National Oceanic and
Atmospheric Administration
United States Department of Commerce


FY 2014

The Earth System Grid Federation: An open infrastructure for access to distributed geospatial data

Cinquini, L., D. Crichton, C. Mattmann, J. Harney, G. Shipman, F. Wang, R. Ananthakrishnan, N. Miller, S. Denvil, M. Morgan, Z. Pobre, G.M. Bell, C. Doutriaux, R. Drach, D. Williams, P. Kershaw, S. Pascoe, E. Gonzalez, S. Fiore, and R. Schweitzer

Future Generation Computer Systems, 36, 400–417 (2014)
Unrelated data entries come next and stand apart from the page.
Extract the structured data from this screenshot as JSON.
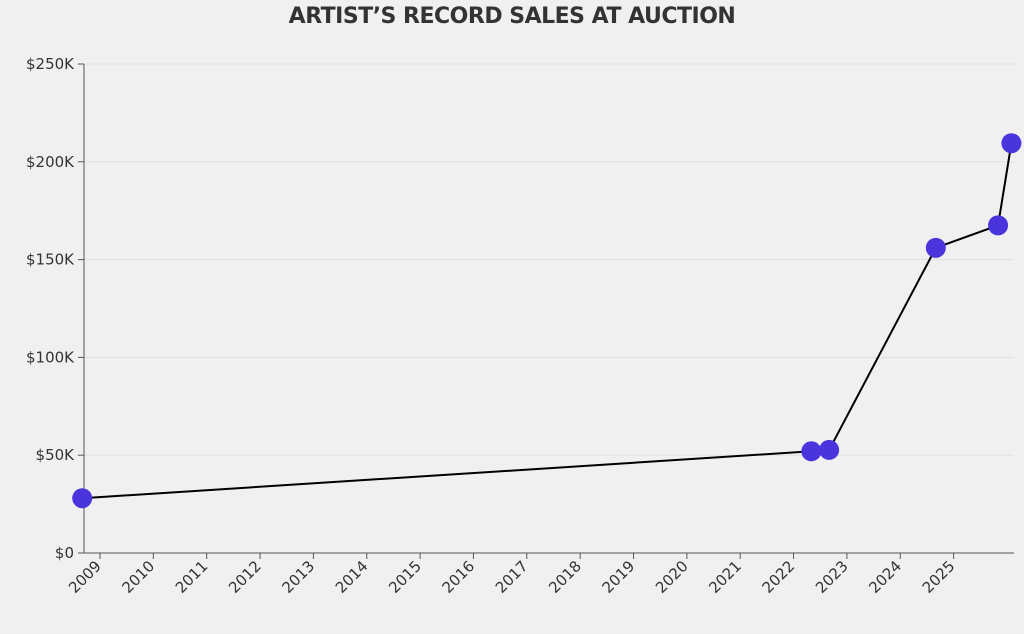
{
  "chart_data": {
    "type": "line",
    "title": "ARTIST’S RECORD SALES AT AUCTION",
    "xlabel": "",
    "ylabel": "",
    "x_ticks": [
      "2009",
      "2010",
      "2011",
      "2012",
      "2013",
      "2014",
      "2015",
      "2016",
      "2017",
      "2018",
      "2019",
      "2020",
      "2021",
      "2022",
      "2023",
      "2024",
      "2025"
    ],
    "y_ticks": [
      "$0",
      "$50K",
      "$100K",
      "$150K",
      "$200K",
      "$250K"
    ],
    "ylim": [
      0,
      250000
    ],
    "xlim": [
      "2008-09",
      "2026-02"
    ],
    "grid": "horizontal",
    "line_color": "#000000",
    "marker_color": "#4a35dc",
    "points": [
      {
        "x": "2008-09",
        "y": 28000
      },
      {
        "x": "2022-05",
        "y": 52000
      },
      {
        "x": "2022-09",
        "y": 52700
      },
      {
        "x": "2024-09",
        "y": 156000
      },
      {
        "x": "2025-11",
        "y": 167500
      },
      {
        "x": "2026-02",
        "y": 209500
      }
    ]
  }
}
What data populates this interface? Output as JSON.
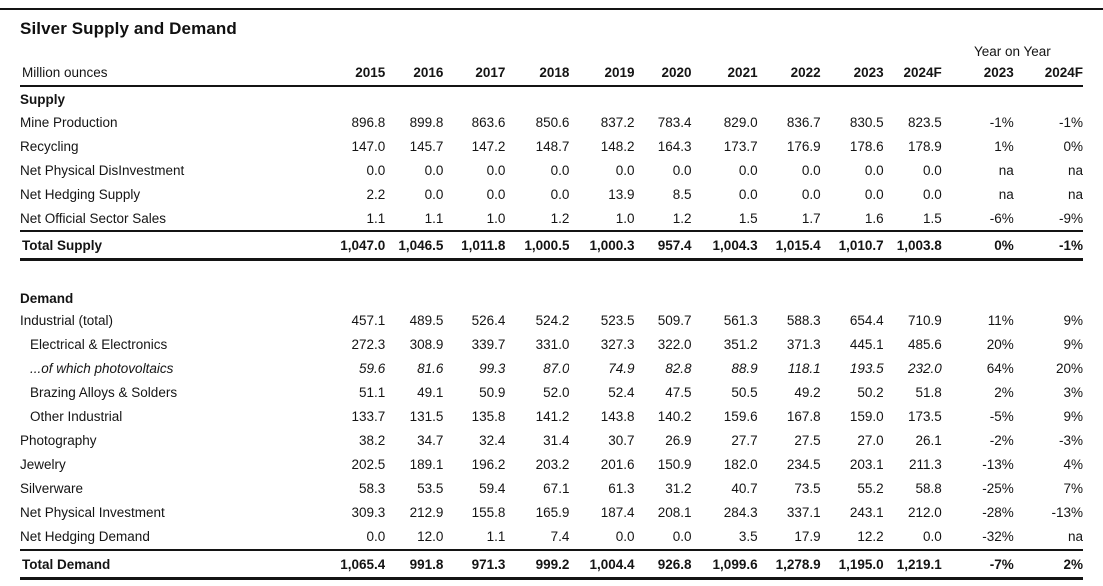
{
  "title": "Silver Supply and Demand",
  "unit_label": "Million ounces",
  "yoy_label": "Year on Year",
  "columns": [
    "2015",
    "2016",
    "2017",
    "2018",
    "2019",
    "2020",
    "2021",
    "2022",
    "2023",
    "2024F"
  ],
  "yoy_columns": [
    "2023",
    "2024F"
  ],
  "colors": {
    "text": "#141414",
    "rule": "#141414",
    "background": "#ffffff"
  },
  "sections": [
    {
      "name": "Supply",
      "rows": [
        {
          "label": "Mine Production",
          "values": [
            "896.8",
            "899.8",
            "863.6",
            "850.6",
            "837.2",
            "783.4",
            "829.0",
            "836.7",
            "830.5",
            "823.5"
          ],
          "yoy": [
            "-1%",
            "-1%"
          ]
        },
        {
          "label": "Recycling",
          "values": [
            "147.0",
            "145.7",
            "147.2",
            "148.7",
            "148.2",
            "164.3",
            "173.7",
            "176.9",
            "178.6",
            "178.9"
          ],
          "yoy": [
            "1%",
            "0%"
          ]
        },
        {
          "label": "Net Physical DisInvestment",
          "values": [
            "0.0",
            "0.0",
            "0.0",
            "0.0",
            "0.0",
            "0.0",
            "0.0",
            "0.0",
            "0.0",
            "0.0"
          ],
          "yoy": [
            "na",
            "na"
          ]
        },
        {
          "label": "Net Hedging Supply",
          "values": [
            "2.2",
            "0.0",
            "0.0",
            "0.0",
            "13.9",
            "8.5",
            "0.0",
            "0.0",
            "0.0",
            "0.0"
          ],
          "yoy": [
            "na",
            "na"
          ]
        },
        {
          "label": "Net Official Sector Sales",
          "values": [
            "1.1",
            "1.1",
            "1.0",
            "1.2",
            "1.0",
            "1.2",
            "1.5",
            "1.7",
            "1.6",
            "1.5"
          ],
          "yoy": [
            "-6%",
            "-9%"
          ]
        }
      ],
      "total": {
        "label": "Total Supply",
        "values": [
          "1,047.0",
          "1,046.5",
          "1,011.8",
          "1,000.5",
          "1,000.3",
          "957.4",
          "1,004.3",
          "1,015.4",
          "1,010.7",
          "1,003.8"
        ],
        "yoy": [
          "0%",
          "-1%"
        ]
      }
    },
    {
      "name": "Demand",
      "rows": [
        {
          "label": "Industrial (total)",
          "values": [
            "457.1",
            "489.5",
            "526.4",
            "524.2",
            "523.5",
            "509.7",
            "561.3",
            "588.3",
            "654.4",
            "710.9"
          ],
          "yoy": [
            "11%",
            "9%"
          ]
        },
        {
          "label": "Electrical & Electronics",
          "indent": true,
          "values": [
            "272.3",
            "308.9",
            "339.7",
            "331.0",
            "327.3",
            "322.0",
            "351.2",
            "371.3",
            "445.1",
            "485.6"
          ],
          "yoy": [
            "20%",
            "9%"
          ]
        },
        {
          "label": "...of which photovoltaics",
          "indent": true,
          "italic": true,
          "values": [
            "59.6",
            "81.6",
            "99.3",
            "87.0",
            "74.9",
            "82.8",
            "88.9",
            "118.1",
            "193.5",
            "232.0"
          ],
          "yoy": [
            "64%",
            "20%"
          ]
        },
        {
          "label": "Brazing Alloys & Solders",
          "indent": true,
          "values": [
            "51.1",
            "49.1",
            "50.9",
            "52.0",
            "52.4",
            "47.5",
            "50.5",
            "49.2",
            "50.2",
            "51.8"
          ],
          "yoy": [
            "2%",
            "3%"
          ]
        },
        {
          "label": "Other Industrial",
          "indent": true,
          "values": [
            "133.7",
            "131.5",
            "135.8",
            "141.2",
            "143.8",
            "140.2",
            "159.6",
            "167.8",
            "159.0",
            "173.5"
          ],
          "yoy": [
            "-5%",
            "9%"
          ]
        },
        {
          "label": "Photography",
          "values": [
            "38.2",
            "34.7",
            "32.4",
            "31.4",
            "30.7",
            "26.9",
            "27.7",
            "27.5",
            "27.0",
            "26.1"
          ],
          "yoy": [
            "-2%",
            "-3%"
          ]
        },
        {
          "label": "Jewelry",
          "values": [
            "202.5",
            "189.1",
            "196.2",
            "203.2",
            "201.6",
            "150.9",
            "182.0",
            "234.5",
            "203.1",
            "211.3"
          ],
          "yoy": [
            "-13%",
            "4%"
          ]
        },
        {
          "label": "Silverware",
          "values": [
            "58.3",
            "53.5",
            "59.4",
            "67.1",
            "61.3",
            "31.2",
            "40.7",
            "73.5",
            "55.2",
            "58.8"
          ],
          "yoy": [
            "-25%",
            "7%"
          ]
        },
        {
          "label": "Net Physical Investment",
          "values": [
            "309.3",
            "212.9",
            "155.8",
            "165.9",
            "187.4",
            "208.1",
            "284.3",
            "337.1",
            "243.1",
            "212.0"
          ],
          "yoy": [
            "-28%",
            "-13%"
          ]
        },
        {
          "label": "Net Hedging Demand",
          "values": [
            "0.0",
            "12.0",
            "1.1",
            "7.4",
            "0.0",
            "0.0",
            "3.5",
            "17.9",
            "12.2",
            "0.0"
          ],
          "yoy": [
            "-32%",
            "na"
          ]
        }
      ],
      "total": {
        "label": "Total Demand",
        "values": [
          "1,065.4",
          "991.8",
          "971.3",
          "999.2",
          "1,004.4",
          "926.8",
          "1,099.6",
          "1,278.9",
          "1,195.0",
          "1,219.1"
        ],
        "yoy": [
          "-7%",
          "2%"
        ]
      }
    }
  ]
}
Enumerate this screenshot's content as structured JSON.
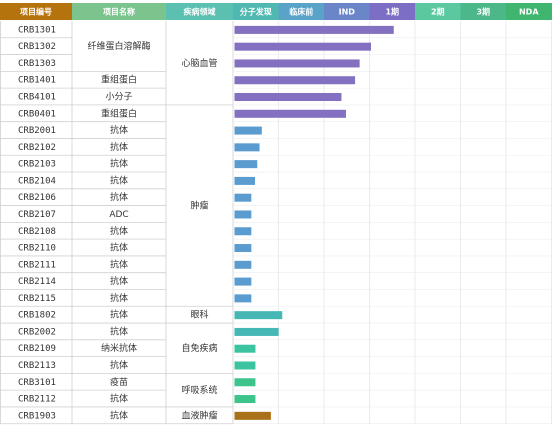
{
  "chart_data": {
    "type": "bar",
    "orientation": "horizontal",
    "columns": {
      "code": "项目编号",
      "name": "项目名称",
      "area": "疾病领域"
    },
    "phases": [
      "分子发现",
      "临床前",
      "IND",
      "1期",
      "2期",
      "3期",
      "NDA"
    ],
    "phase_colors": [
      "#4fb8b0",
      "#5aa3c8",
      "#6a86c8",
      "#7b6ec4",
      "#5bc8a0",
      "#4cb88a",
      "#3fb56f"
    ],
    "rows": [
      {
        "code": "CRB1301",
        "name": "",
        "progress": 3.5,
        "color": "#8470c0"
      },
      {
        "code": "CRB1302",
        "name": "纤维蛋白溶解酶",
        "progress": 3.0,
        "color": "#8470c0"
      },
      {
        "code": "CRB1303",
        "name": "",
        "progress": 2.75,
        "color": "#8470c0"
      },
      {
        "code": "CRB1401",
        "name": "重组蛋白",
        "progress": 2.65,
        "color": "#8470c0"
      },
      {
        "code": "CRB4101",
        "name": "小分子",
        "progress": 2.35,
        "color": "#8470c0"
      },
      {
        "code": "CRB0401",
        "name": "重组蛋白",
        "progress": 2.45,
        "color": "#8470c0"
      },
      {
        "code": "CRB2001",
        "name": "抗体",
        "progress": 0.6,
        "color": "#5a9bd0"
      },
      {
        "code": "CRB2102",
        "name": "抗体",
        "progress": 0.55,
        "color": "#5a9bd0"
      },
      {
        "code": "CRB2103",
        "name": "抗体",
        "progress": 0.5,
        "color": "#5a9bd0"
      },
      {
        "code": "CRB2104",
        "name": "抗体",
        "progress": 0.45,
        "color": "#5a9bd0"
      },
      {
        "code": "CRB2106",
        "name": "抗体",
        "progress": 0.37,
        "color": "#5a9bd0"
      },
      {
        "code": "CRB2107",
        "name": "ADC",
        "progress": 0.37,
        "color": "#5a9bd0"
      },
      {
        "code": "CRB2108",
        "name": "抗体",
        "progress": 0.37,
        "color": "#5a9bd0"
      },
      {
        "code": "CRB2110",
        "name": "抗体",
        "progress": 0.37,
        "color": "#5a9bd0"
      },
      {
        "code": "CRB2111",
        "name": "抗体",
        "progress": 0.37,
        "color": "#5a9bd0"
      },
      {
        "code": "CRB2114",
        "name": "抗体",
        "progress": 0.37,
        "color": "#5a9bd0"
      },
      {
        "code": "CRB2115",
        "name": "抗体",
        "progress": 0.37,
        "color": "#5a9bd0"
      },
      {
        "code": "CRB1802",
        "name": "抗体",
        "progress": 1.05,
        "color": "#45b8b5"
      },
      {
        "code": "CRB2002",
        "name": "抗体",
        "progress": 0.97,
        "color": "#45b8b5"
      },
      {
        "code": "CRB2109",
        "name": "纳米抗体",
        "progress": 0.46,
        "color": "#3cc4a0"
      },
      {
        "code": "CRB2113",
        "name": "抗体",
        "progress": 0.46,
        "color": "#3cc4a0"
      },
      {
        "code": "CRB3101",
        "name": "疫苗",
        "progress": 0.46,
        "color": "#3cc48c"
      },
      {
        "code": "CRB2112",
        "name": "抗体",
        "progress": 0.46,
        "color": "#3cc48c"
      },
      {
        "code": "CRB1903",
        "name": "抗体",
        "progress": 0.8,
        "color": "#a8711a"
      }
    ],
    "merged_names": [
      {
        "label": "纤维蛋白溶解酶",
        "start": 0,
        "end": 2
      }
    ],
    "areas": [
      {
        "label": "心脑血管",
        "start": 0,
        "end": 4
      },
      {
        "label": "肿瘤",
        "start": 5,
        "end": 16
      },
      {
        "label": "眼科",
        "start": 17,
        "end": 17
      },
      {
        "label": "自免疾病",
        "start": 18,
        "end": 20
      },
      {
        "label": "呼吸系统",
        "start": 21,
        "end": 22
      },
      {
        "label": "血液肿瘤",
        "start": 23,
        "end": 23
      }
    ],
    "header_colors": {
      "code": "#b5730e",
      "name": "#7cc48e",
      "area": "#5bbfb1"
    }
  }
}
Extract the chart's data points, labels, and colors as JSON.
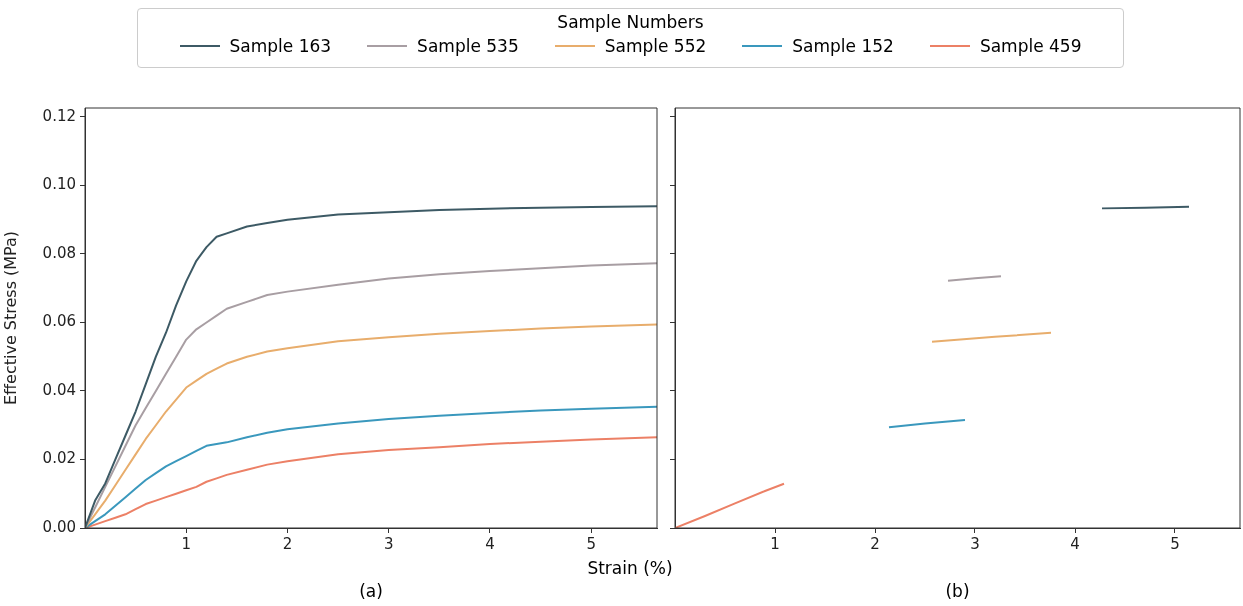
{
  "chart_data": [
    {
      "type": "line",
      "title": "(a)",
      "xlabel": "Strain (%)",
      "ylabel": "Effective Stress (MPa)",
      "legend_title": "Sample Numbers",
      "legend": "top",
      "grid": false,
      "xlim": [
        0,
        5.65
      ],
      "xticks": [
        1,
        2,
        3,
        4,
        5
      ],
      "ylim": [
        0,
        0.1226
      ],
      "yticks": [
        {
          "value": 0,
          "label": "0.00"
        },
        {
          "value": 0.02,
          "label": "0.02"
        },
        {
          "value": 0.04,
          "label": "0.04"
        },
        {
          "value": 0.06,
          "label": "0.06"
        },
        {
          "value": 0.08,
          "label": "0.08"
        },
        {
          "value": 0.1,
          "label": "0.10"
        },
        {
          "value": 0.12,
          "label": "0.12"
        }
      ],
      "x": [
        0,
        0.1,
        0.2,
        0.3,
        0.4,
        0.5,
        0.6,
        0.7,
        0.8,
        0.9,
        1.0,
        1.1,
        1.2,
        1.3,
        1.4,
        1.6,
        1.8,
        2,
        2.5,
        3,
        3.5,
        4,
        4.5,
        5,
        5.65
      ],
      "series": [
        {
          "name": "Sample 163",
          "color": "#3d5a65",
          "values": [
            0,
            0.008,
            0.013,
            0.02,
            0.027,
            0.034,
            0.042,
            0.05,
            0.057,
            0.065,
            0.072,
            0.078,
            0.082,
            0.085,
            0.086,
            0.088,
            0.089,
            0.09,
            0.0915,
            0.0922,
            0.0928,
            0.0932,
            0.0935,
            0.0937,
            0.0939
          ]
        },
        {
          "name": "Sample 535",
          "color": "#a89ea3",
          "values": [
            0,
            0.006,
            0.012,
            0.018,
            0.024,
            0.03,
            0.035,
            0.04,
            0.045,
            0.05,
            0.055,
            0.058,
            0.06,
            0.062,
            0.064,
            0.066,
            0.068,
            0.069,
            0.071,
            0.0728,
            0.0741,
            0.075,
            0.0758,
            0.0766,
            0.0773
          ]
        },
        {
          "name": "Sample 552",
          "color": "#e8ad6c",
          "values": [
            0,
            0.004,
            0.008,
            0.0125,
            0.017,
            0.0215,
            0.026,
            0.03,
            0.034,
            0.0375,
            0.041,
            0.043,
            0.045,
            0.0465,
            0.048,
            0.05,
            0.0515,
            0.0525,
            0.0545,
            0.0557,
            0.0567,
            0.0575,
            0.0582,
            0.0588,
            0.0594
          ]
        },
        {
          "name": "Sample 152",
          "color": "#3a98bd",
          "values": [
            0,
            0.002,
            0.004,
            0.0065,
            0.009,
            0.0115,
            0.014,
            0.016,
            0.018,
            0.0195,
            0.021,
            0.0225,
            0.024,
            0.0245,
            0.025,
            0.0265,
            0.0278,
            0.0288,
            0.0305,
            0.0318,
            0.0328,
            0.0336,
            0.0343,
            0.0348,
            0.0354
          ]
        },
        {
          "name": "Sample 459",
          "color": "#ec8066",
          "values": [
            0,
            0.001,
            0.002,
            0.003,
            0.004,
            0.0055,
            0.007,
            0.008,
            0.009,
            0.01,
            0.011,
            0.012,
            0.0135,
            0.0145,
            0.0155,
            0.017,
            0.0185,
            0.0195,
            0.0215,
            0.0228,
            0.0236,
            0.0245,
            0.0252,
            0.0258,
            0.0265
          ]
        }
      ]
    },
    {
      "type": "line",
      "title": "(b)",
      "grid": false,
      "tick_labels": "x",
      "xlim": [
        0,
        5.65
      ],
      "xticks": [
        1,
        2,
        3,
        4,
        5
      ],
      "ylim": [
        0,
        0.1226
      ],
      "yticks": [
        0,
        0.02,
        0.04,
        0.06,
        0.08,
        0.1,
        0.12
      ],
      "series": [
        {
          "name": "Sample 163",
          "color": "#3d5a65",
          "x": [
            4.27,
            4.7,
            5.14
          ],
          "values": [
            0.0933,
            0.0935,
            0.0938
          ]
        },
        {
          "name": "Sample 535",
          "color": "#a89ea3",
          "x": [
            2.73,
            3.0,
            3.26
          ],
          "values": [
            0.0722,
            0.0729,
            0.0735
          ]
        },
        {
          "name": "Sample 552",
          "color": "#e8ad6c",
          "x": [
            2.57,
            3.2,
            3.76
          ],
          "values": [
            0.0544,
            0.0558,
            0.057
          ]
        },
        {
          "name": "Sample 152",
          "color": "#3a98bd",
          "x": [
            2.14,
            2.5,
            2.9
          ],
          "values": [
            0.0294,
            0.0305,
            0.0315
          ]
        },
        {
          "name": "Sample 459",
          "color": "#ec8066",
          "x": [
            0,
            0.3,
            0.6,
            0.9,
            1.09
          ],
          "values": [
            0,
            0.0035,
            0.0072,
            0.0108,
            0.0129
          ]
        }
      ]
    }
  ]
}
The Earth System Grid Federation (ESGF) is a multi-agency, international collaboration that aims at developing the software infrastructure needed to facilitate and empower the study of climate change on a global scale. The ESGF’s architecture employs a system of geographically distributed peer nodes, which are independently administered yet united by the adoption of common federation protocols and application programming interfaces (APIs). The cornerstones of its interoperability are the peer-to-peer messaging that is continuously exchanged among all nodes in the federation; a shared architecture and API for search and discovery; and a security infrastructure based on industry standards (OpenID, SSL, GSI and SAML). The ESGF software stack integrates custom components (for data publishing, searching, user interface, security and messaging), developed collaboratively by the team, with popular application engines (Tomcat, Solr) available from the open source community. The full ESGF infrastructure has now been adopted by multiple Earth science projects and allows access to petabytes of geophysical data, including the entire Fifth Coupled Model Intercomparison Project (CMIP5) output used by the Intergovernmental Panel on Climate Change (IPCC) Fifth Assessment Report (AR5) and a suite of satellite observations (obs4MIPs) and reanalysis data sets (ANA4MIPs). This paper presents ESGF as a successful example of integration of disparate open source technologies into a cohesive, wide functional system, and describes our experience in building and operating a distributed and federated infrastructure to serve the needs of the global climate science community.